PREFACE TO THE 2021 EDITION
When this book went to press at the close of 2019, I was alarmed by the rise of fascism, white supremacy, and widening inequality, yet I never anticipated the levels of fear, dysfunction, and insecurity to which our country would descend in 2020—far too many to list but notably these:
- nurses forced to wear garbage bags as protection against the COVID-19 pandemic while police are outfitted in the best armor money can buy and actively engaged in suppressing protests across the nation
- surging domestic violence stirred by angry rhetoric that places blame on the least powerful, with the shelters for victims of violence, as for the homeless, desperately underfunded in a time of greatest need
- COVID deaths twice as high among people of color: a legacy of decades, even centuries of underfunded healthcare for these communities
- 45.7 million unemployment claims while the wealthiest 1 percent continue to post record profits
- the literal sacrifice demanded of essential workers—predominantly women of color
- thirty to forty million renters at risk of eviction; 80 percent of them black or Latinx, a direct result of the lack of educational, job, and advancement opportunities in those communities
- the shootings and murders of black men and women by police:
Breonna Taylor, twenty-six, sleeping at home
Ahmaud Arbery, twenty-five, jogging
Jacob Blake, twenty-nine, with his sons watching in the back seat
George Floyd, eight minutes and forty-six seconds, calling out for his mother
- lightning fires, 4.76 million acres burned, a direct outcome of the widespread refusal to address the impact of climate change
- forced sterilization of immigrant women in ICE custody and other inhumane actions against people seeking refuge
These incidents are not random nor merely the result of a really bad year. The dangers we face today are undeniably the result of choices made over four hundred years by politicians from both sides of the aisle and the interests that fund them. Their choices put into place the “framework of fear” that scapegoats black, indigenous, and other people of color while obscuring the real harms, from climate change to inequality to ongoing state violence.
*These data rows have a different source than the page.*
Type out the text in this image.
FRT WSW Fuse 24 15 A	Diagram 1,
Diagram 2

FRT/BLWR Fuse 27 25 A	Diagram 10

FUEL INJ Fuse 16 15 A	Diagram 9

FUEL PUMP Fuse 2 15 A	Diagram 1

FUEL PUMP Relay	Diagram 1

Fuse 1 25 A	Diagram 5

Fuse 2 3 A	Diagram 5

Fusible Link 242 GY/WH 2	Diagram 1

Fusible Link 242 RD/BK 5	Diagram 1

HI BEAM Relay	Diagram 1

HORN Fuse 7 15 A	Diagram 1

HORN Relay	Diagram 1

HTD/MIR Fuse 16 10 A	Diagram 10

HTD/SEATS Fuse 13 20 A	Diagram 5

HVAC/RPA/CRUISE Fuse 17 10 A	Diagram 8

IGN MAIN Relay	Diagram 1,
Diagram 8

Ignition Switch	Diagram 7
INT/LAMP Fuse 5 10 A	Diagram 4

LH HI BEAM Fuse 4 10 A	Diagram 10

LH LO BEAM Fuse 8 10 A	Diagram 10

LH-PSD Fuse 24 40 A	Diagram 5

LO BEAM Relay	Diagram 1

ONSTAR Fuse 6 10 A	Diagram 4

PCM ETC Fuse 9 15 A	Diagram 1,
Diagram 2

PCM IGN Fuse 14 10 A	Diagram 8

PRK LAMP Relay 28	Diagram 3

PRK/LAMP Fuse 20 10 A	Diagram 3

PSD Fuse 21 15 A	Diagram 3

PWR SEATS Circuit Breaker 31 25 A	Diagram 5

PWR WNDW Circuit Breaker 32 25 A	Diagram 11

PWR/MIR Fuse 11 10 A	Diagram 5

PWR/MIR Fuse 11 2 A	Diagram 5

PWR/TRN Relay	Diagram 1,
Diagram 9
Before the pandemic, seven hundred people a day died from poverty. Before George Floyd and Breonna Taylor, a black person was killed by police or vigilante violence every twenty-eight hours. Before 2020, we spent fifty-three cents of every federal dollar on the military. The lion’s share of city and municipal budgets went to police departments. The very things that accelerated the suffering and death of black and brown people—policing and prisons—were recession proof. Meanwhile, after every recession since 1980, access to healthcare, education, housing, and meaningful employment—necessary for the lives of all people, black, white, and brown—was slashed and burned.
There is no denying that Donald Trump escalated the hateful rhetoric that animates the “framework of fear” while rolling back human rights advances and the rule of law itself. Still, this legacy cannot be laid at the feet of any one president, no matter how god-awful he has been. The man in 2020’s White House is not the sole source of our suffering and insecurity. Regardless of who occupies the White House, we must defund the machine of fear and dehumanization. In its place, we must build a system of care that prioritizes public health and mental health, the restoration of relationships, and investment in our communities. Our overall community health can only ever be as good as the health of our most distressed communities.
If COVID-19 has taught us anything, it’s that the lack of infrastructure and a lack of a culture of care can ultimately harm each and every one of us. As of October 2020, over two hundred thousand people had died due to COVID-19. Only the Civil War period exceeds this moment in terms of deaths due to a single cause: when three-quarters of a million people died in the span of four years. And only the Civil War saw as deeply divided a country as we have today.
I fear a new civil war is threatening. My wife and I have been committed nonviolent organizers all of our lives. For the first time, we have given thought to what for us is nearly unthinkable: do we need to get a gun to protect ourselves and our children? We have not done so. It is my fundamental belief that if a new civil war erupts, it is because we have never truly healed from the wounds of the last one nor from the harms that preceded and followed it. We must rally the nation now. But this time cannot be a call to take up arms but rather must be one to open our hearts. It can’t be a call rooted in fear but one rooted in empathy. This is, in fact, a moment to Defund Fear and to turn away from a culture of policing, prisons, and punishment.
This book is about how we got here and how we can move forward together into a safer future, by rejecting the politics and practices of fear and by embracing a politics and practice of care and compassion.
This moment is so full of heartache and pain. But perhaps we can take solace in the words of the twelfth-century Persian poet Rumi, who wrote, “You have to keep breaking your heart until it opens.”